Mesajı Okuyun
Old 24-08-2011, 08:52   #3
Av.Mehmet Saim Dikici

 
Varsayılan

Alıntı:
Yazan GECE
bir akademisyen A, örneğin ermenilerle ilgili bir çalışma yapıyor ve bu hususta da bir kitap yazıyor. sonra başka bir akademisyen B, yine benzer konuda bir çalışma yapıyor ve A'nın da kitabına atıf yaparak A'nın bir ermeni olduğunu yazıyor. üstelik B, kendi internet sitesinde de A'nın ermeni olduğuna dair bilgiler içeren metinler yayınlıyor. A, ermeni değildir ve kendi kitabında da kendisinin ermeni olduğuna dair bir bilgi yoktur. A, B'nin bu yanlışı düzeltmesi için sözlü olarak defalarca B'yi uyarıyor ama B ısrarla bu tutumunu sürdürüyor. sonra benzer konuda başka kitaplar yazanlar(ör: C,D,...) da B'nin A'ya ve kitabına yaptığı atfa atıf yaparak A'nın ermeni olduğunu savunuyor. Özetle: A, gerçekle bağdaşmayan bir tanımlamayla karşı karşıya. bu konuda A, kendisini ermeni olmadığını ve yayınlanmış olan B ve diğerlerinin kitaplarında kendisine yönelik gerçek dışı iddiaya karşı ne yapabilir, bunları nasıl engelleyebilir?
değerli görüşlerinize başvurulur...

Dava açılmadan önce "Ermeni olmadığı halde bir kişiye Ermenisin…" demenin kişilik haklarını ihlal edip etmeyeceği üzerinde durulması gerekir. Salt "Ermeni…" sözü gerçekte o kişi Ermeni olmasa dahi "küçültücü, kişilik haklarını zedeleyici…" bir söz olarak değerlendirilemez. Sadece hatalı bir tespit, nitelendirme olur. Aksi düşünce ırkçılığın mahkeme eliyle tezahür etmesine neden olur ki, uygar toplumlarda, hukuk devletinin hakim olduğu ülkelerde bu mümkün değildir.

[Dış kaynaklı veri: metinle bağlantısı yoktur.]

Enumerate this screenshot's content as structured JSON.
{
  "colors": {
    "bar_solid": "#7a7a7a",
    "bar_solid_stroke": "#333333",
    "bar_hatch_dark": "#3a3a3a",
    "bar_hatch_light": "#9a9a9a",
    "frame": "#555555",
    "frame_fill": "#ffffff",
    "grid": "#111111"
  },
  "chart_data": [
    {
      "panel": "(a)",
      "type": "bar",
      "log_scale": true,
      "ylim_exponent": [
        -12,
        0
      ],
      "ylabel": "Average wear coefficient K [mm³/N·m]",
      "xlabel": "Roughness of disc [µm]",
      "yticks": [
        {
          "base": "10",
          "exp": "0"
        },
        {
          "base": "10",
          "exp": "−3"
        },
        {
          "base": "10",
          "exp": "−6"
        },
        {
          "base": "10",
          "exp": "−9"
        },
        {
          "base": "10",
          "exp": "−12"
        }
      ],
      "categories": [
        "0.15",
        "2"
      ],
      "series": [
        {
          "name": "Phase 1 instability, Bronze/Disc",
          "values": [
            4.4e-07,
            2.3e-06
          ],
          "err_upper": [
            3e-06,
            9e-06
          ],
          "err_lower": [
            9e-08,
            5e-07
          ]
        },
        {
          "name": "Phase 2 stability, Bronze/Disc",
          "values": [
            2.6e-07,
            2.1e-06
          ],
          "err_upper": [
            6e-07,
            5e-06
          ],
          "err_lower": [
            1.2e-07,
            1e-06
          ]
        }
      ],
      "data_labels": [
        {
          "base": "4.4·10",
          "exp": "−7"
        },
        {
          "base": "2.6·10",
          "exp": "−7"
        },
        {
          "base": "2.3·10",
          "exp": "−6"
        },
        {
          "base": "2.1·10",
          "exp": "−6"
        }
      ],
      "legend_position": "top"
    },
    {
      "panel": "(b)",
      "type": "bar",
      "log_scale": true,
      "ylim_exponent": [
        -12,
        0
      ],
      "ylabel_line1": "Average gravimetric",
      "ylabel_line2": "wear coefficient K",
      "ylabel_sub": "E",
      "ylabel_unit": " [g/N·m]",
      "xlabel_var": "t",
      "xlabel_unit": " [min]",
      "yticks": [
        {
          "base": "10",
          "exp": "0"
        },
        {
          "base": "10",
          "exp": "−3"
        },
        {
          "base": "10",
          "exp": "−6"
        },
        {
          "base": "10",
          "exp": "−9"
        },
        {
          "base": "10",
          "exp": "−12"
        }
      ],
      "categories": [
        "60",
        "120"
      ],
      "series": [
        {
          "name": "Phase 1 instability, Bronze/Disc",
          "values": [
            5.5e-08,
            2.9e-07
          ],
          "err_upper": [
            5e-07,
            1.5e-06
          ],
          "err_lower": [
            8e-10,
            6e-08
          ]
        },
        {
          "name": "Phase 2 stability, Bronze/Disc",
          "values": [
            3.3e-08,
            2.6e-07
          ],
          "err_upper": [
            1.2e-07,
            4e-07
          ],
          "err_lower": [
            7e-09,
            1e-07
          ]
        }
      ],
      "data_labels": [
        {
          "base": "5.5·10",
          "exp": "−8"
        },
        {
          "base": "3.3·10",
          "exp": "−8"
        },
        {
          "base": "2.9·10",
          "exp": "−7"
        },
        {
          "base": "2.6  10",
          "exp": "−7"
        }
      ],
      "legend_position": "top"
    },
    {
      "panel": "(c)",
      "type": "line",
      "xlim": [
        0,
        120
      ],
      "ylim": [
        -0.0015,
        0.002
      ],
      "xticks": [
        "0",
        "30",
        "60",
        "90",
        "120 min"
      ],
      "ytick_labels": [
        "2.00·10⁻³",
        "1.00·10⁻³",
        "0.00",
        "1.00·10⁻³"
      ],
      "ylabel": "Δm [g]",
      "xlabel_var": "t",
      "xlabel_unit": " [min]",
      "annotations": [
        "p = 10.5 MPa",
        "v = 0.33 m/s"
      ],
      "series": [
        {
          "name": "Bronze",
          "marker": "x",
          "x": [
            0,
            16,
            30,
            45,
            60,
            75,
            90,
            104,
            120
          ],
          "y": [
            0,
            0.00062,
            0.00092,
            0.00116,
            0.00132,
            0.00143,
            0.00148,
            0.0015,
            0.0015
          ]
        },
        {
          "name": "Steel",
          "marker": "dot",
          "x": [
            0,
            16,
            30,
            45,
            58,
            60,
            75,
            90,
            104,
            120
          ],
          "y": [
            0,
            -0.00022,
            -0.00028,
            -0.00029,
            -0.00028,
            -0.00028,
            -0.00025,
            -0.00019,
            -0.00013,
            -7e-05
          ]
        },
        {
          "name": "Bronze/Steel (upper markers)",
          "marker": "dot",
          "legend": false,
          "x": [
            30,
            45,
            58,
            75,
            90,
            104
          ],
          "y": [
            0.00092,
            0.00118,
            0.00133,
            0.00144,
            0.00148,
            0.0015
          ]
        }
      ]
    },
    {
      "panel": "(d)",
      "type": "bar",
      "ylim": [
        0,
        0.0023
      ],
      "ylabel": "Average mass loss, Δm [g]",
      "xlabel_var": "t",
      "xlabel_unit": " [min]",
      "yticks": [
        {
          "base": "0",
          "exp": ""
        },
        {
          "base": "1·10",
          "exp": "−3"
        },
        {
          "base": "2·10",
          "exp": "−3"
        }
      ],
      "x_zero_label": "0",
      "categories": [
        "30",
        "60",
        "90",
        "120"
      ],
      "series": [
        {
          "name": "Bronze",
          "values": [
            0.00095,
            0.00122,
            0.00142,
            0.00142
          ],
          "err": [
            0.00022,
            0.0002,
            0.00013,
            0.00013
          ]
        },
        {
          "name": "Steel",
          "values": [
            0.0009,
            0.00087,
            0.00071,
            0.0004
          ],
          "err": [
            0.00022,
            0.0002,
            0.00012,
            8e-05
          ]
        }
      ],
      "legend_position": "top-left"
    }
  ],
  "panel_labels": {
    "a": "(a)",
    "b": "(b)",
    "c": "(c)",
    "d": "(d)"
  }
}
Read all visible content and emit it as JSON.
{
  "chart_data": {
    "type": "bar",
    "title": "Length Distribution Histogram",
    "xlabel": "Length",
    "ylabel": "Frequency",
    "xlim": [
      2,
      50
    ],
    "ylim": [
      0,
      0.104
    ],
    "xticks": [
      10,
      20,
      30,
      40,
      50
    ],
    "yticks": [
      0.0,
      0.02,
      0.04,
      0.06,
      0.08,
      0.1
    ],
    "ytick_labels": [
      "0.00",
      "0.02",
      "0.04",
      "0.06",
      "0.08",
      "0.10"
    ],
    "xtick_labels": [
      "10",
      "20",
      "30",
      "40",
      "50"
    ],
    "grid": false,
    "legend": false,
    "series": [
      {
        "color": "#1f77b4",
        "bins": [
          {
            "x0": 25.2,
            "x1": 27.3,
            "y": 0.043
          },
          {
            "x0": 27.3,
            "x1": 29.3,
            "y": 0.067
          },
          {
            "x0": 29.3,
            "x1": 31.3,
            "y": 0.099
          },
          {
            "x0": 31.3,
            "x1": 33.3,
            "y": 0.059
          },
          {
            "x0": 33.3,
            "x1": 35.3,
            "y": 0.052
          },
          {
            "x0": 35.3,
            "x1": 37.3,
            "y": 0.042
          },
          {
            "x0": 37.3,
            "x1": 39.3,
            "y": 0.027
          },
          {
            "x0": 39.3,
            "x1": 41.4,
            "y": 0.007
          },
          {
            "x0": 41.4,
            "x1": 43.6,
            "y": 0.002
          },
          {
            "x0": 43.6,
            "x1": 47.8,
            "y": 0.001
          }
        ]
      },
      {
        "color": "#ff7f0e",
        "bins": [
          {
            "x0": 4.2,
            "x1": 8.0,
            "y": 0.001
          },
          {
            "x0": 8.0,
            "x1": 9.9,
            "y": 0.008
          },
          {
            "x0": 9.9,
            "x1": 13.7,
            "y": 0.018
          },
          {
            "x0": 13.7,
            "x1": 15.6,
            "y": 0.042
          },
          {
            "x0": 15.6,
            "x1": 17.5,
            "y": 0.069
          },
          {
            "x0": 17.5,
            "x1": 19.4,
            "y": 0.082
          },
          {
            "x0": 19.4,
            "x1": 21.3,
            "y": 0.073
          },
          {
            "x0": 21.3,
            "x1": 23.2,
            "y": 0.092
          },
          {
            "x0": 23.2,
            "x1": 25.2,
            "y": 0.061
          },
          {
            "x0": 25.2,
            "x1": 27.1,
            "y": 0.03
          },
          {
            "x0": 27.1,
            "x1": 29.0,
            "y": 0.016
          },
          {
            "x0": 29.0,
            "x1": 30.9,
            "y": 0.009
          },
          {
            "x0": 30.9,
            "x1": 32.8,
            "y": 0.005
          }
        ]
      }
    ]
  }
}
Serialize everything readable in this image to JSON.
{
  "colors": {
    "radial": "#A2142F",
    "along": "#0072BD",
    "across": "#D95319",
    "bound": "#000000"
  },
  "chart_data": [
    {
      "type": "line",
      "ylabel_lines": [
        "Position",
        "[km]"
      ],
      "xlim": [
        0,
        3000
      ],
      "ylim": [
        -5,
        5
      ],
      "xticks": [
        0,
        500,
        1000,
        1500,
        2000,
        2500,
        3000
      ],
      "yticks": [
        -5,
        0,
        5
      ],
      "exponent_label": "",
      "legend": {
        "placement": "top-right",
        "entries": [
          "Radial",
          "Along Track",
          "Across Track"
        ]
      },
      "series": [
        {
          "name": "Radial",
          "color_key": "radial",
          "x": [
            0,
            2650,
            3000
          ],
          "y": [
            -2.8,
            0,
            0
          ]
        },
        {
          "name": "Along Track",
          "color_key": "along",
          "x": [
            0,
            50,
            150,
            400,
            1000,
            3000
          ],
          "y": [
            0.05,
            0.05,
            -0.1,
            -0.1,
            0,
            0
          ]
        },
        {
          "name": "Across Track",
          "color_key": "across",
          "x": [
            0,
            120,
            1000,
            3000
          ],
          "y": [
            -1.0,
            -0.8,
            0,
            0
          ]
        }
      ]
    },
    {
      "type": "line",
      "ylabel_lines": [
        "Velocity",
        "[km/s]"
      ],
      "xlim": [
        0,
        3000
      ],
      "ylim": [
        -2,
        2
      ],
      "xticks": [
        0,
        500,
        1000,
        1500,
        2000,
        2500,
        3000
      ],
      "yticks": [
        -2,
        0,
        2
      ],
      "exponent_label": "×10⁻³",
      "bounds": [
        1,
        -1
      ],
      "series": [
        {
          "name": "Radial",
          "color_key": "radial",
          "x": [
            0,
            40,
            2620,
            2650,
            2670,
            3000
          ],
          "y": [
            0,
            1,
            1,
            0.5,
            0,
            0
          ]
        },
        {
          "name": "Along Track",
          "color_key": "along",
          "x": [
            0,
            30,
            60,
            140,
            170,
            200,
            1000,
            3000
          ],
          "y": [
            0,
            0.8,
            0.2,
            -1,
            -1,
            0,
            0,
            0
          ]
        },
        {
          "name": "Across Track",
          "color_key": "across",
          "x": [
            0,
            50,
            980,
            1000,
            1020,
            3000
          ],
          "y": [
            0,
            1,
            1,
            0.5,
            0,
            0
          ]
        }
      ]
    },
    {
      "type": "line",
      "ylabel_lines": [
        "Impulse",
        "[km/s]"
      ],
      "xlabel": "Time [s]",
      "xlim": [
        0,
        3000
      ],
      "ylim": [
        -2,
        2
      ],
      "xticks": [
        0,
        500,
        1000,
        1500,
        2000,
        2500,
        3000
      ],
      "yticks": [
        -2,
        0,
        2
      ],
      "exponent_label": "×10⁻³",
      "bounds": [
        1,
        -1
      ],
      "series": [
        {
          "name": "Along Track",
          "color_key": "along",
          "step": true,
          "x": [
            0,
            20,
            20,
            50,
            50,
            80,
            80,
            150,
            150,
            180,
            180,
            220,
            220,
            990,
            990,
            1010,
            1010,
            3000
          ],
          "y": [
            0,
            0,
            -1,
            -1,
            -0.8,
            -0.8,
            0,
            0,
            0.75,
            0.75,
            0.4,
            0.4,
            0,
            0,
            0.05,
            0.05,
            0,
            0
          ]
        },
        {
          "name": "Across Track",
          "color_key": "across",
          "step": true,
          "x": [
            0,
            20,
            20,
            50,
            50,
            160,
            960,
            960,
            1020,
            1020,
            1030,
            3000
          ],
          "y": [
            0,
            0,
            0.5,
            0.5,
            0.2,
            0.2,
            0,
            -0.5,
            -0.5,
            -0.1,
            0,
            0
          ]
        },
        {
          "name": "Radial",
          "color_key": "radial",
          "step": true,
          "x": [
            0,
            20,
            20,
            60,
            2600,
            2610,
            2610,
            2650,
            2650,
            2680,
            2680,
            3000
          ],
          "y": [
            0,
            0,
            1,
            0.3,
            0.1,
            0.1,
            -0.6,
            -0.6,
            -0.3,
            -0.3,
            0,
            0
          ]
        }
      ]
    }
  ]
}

Şöyle düşünelim: Bir avukatı, salt "Tıp Doktoru" olarak tanımlamak ve öyle, o şekilde kitaplarda yazmak, tek başına kişilik haklarını nasıl ki zedelemez ise, bir Rum'a, Türk demek de zedelemez. Keza Bir Alman'a, Bir Türk'e Ermeni demek de…

Söz konusu cümle içinde "A, Ermenidir…" sözü dışında başka ifadeler varsa o ayrı değerlendirilmelidir…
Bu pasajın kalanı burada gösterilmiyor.